One of my favorite parts of commencement is the music. I know it’s a little corny, but I always get a little sentimental when I hear “Pomp and Circumstance” being played ad infinitum by a brass ensemble amidst a sea of caps, gowns, and proud families.
Many colleges have special traditions that make their commencement ceremonies a little bit unique. At my husband’s graduation from Middlebury, every graduating senior was given a cane in honor of distinguished alumnus Gamaliel Painter. My sister’s graduation from Bates was the shortest graduation I have ever been to, because all the graduates have just pulled an all-nighter (the seniors have a traditional all-night party that ends with everyone climbing the local mountain and singing Free Bird as the sun rises). As a proud Wellesley alumna, I am without a doubt biased, but I just love the little musical tradition that is part of our commencement.

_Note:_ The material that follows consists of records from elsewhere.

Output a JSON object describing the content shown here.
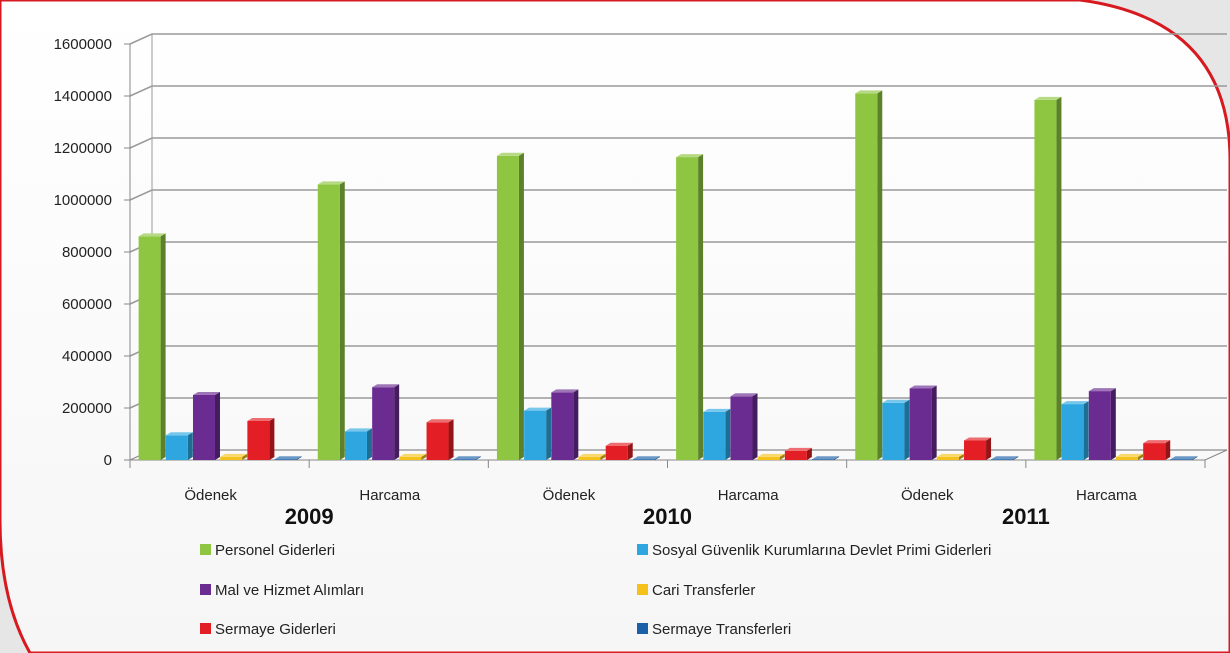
{
  "chart_data": {
    "type": "bar",
    "categories": [
      "Ödenek",
      "Harcama",
      "Ödenek",
      "Harcama",
      "Ödenek",
      "Harcama"
    ],
    "groups": [
      "2009",
      "2010",
      "2011"
    ],
    "ylim": [
      0,
      1600000
    ],
    "yticks": [
      "0",
      "200000",
      "400000",
      "600000",
      "800000",
      "1000000",
      "1200000",
      "1400000",
      "1600000"
    ],
    "grid": true,
    "legend_position": "bottom",
    "series": [
      {
        "name": "Personel Giderleri",
        "color": "#8ec641",
        "values": [
          860000,
          1060000,
          1170000,
          1165000,
          1410000,
          1385000
        ]
      },
      {
        "name": "Sosyal Güvenlik Kurumlarına Devlet Primi Giderleri",
        "color": "#2ea7e0",
        "values": [
          95000,
          110000,
          190000,
          185000,
          220000,
          215000
        ]
      },
      {
        "name": "Mal ve Hizmet Alımları",
        "color": "#6a2c91",
        "values": [
          250000,
          280000,
          260000,
          245000,
          275000,
          265000
        ]
      },
      {
        "name": "Cari Transferler",
        "color": "#f4c21b",
        "values": [
          12000,
          12000,
          12000,
          12000,
          12000,
          12000
        ]
      },
      {
        "name": "Sermaye Giderleri",
        "color": "#e31e24",
        "values": [
          150000,
          145000,
          55000,
          35000,
          75000,
          65000
        ]
      },
      {
        "name": "Sermaye Transferleri",
        "color": "#1b5fa8",
        "values": [
          3000,
          3000,
          3000,
          3000,
          3000,
          3000
        ]
      }
    ]
  }
}
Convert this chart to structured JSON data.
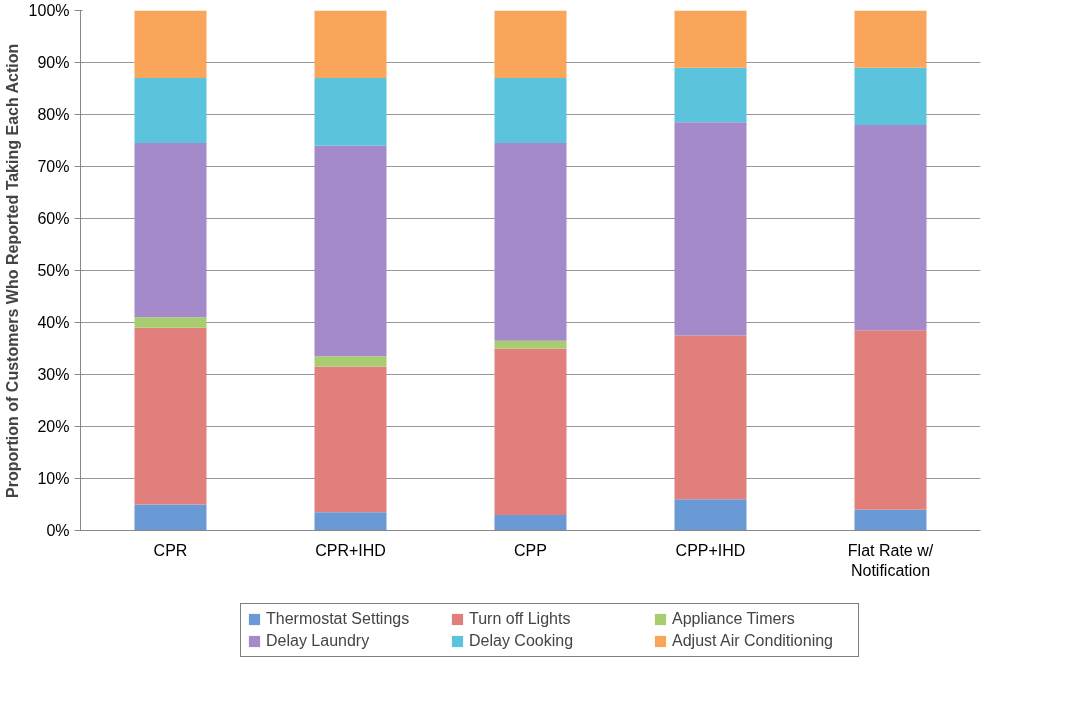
{
  "chart_data": {
    "type": "bar",
    "stacked": true,
    "ylabel": "Proportion of Customers Who Reported Taking Each Action",
    "categories": [
      "CPR",
      "CPR+IHD",
      "CPP",
      "CPP+IHD",
      "Flat Rate w/ Notification"
    ],
    "series": [
      {
        "name": "Thermostat Settings",
        "color": "#6a9ad6",
        "values": [
          5,
          3.5,
          3,
          6,
          4
        ]
      },
      {
        "name": "Turn off Lights",
        "color": "#e07f7c",
        "values": [
          34,
          28,
          32,
          31.5,
          34.5
        ]
      },
      {
        "name": "Appliance Timers",
        "color": "#a8cd70",
        "values": [
          2,
          2,
          1.5,
          0,
          0
        ]
      },
      {
        "name": "Delay Laundry",
        "color": "#a48ac8",
        "values": [
          33.5,
          40.5,
          38,
          41,
          39.5
        ]
      },
      {
        "name": "Delay Cooking",
        "color": "#5cc3dd",
        "values": [
          12.5,
          13,
          12.5,
          10.5,
          11
        ]
      },
      {
        "name": "Adjust Air Conditioning",
        "color": "#f9a55a",
        "values": [
          13,
          13,
          13,
          11,
          11
        ]
      }
    ],
    "ylim": [
      0,
      100
    ],
    "yticks": [
      {
        "value": 0,
        "label": "0%"
      },
      {
        "value": 10,
        "label": "10%"
      },
      {
        "value": 20,
        "label": "20%"
      },
      {
        "value": 30,
        "label": "30%"
      },
      {
        "value": 40,
        "label": "40%"
      },
      {
        "value": 50,
        "label": "50%"
      },
      {
        "value": 60,
        "label": "60%"
      },
      {
        "value": 70,
        "label": "70%"
      },
      {
        "value": 80,
        "label": "80%"
      },
      {
        "value": 90,
        "label": "90%"
      },
      {
        "value": 100,
        "label": "100%"
      }
    ],
    "grid": "y",
    "legend": "bottom"
  }
}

After the conferring of the degrees at Wellesley’s commencement, the new graduates, led by the choir, sing America the Beautiful (Katharine Lee Bates, Wellesley class of 1880, wrote the lyrics). At Wellesley, there’s an important change to the text, one that hopefully Katharine Lee Bates would have approved of. The chorus to America the Beautiful, the Wellesley College edition, is “and crown thy good with sisterhood, from sea to shining sea.” It always makes me smile.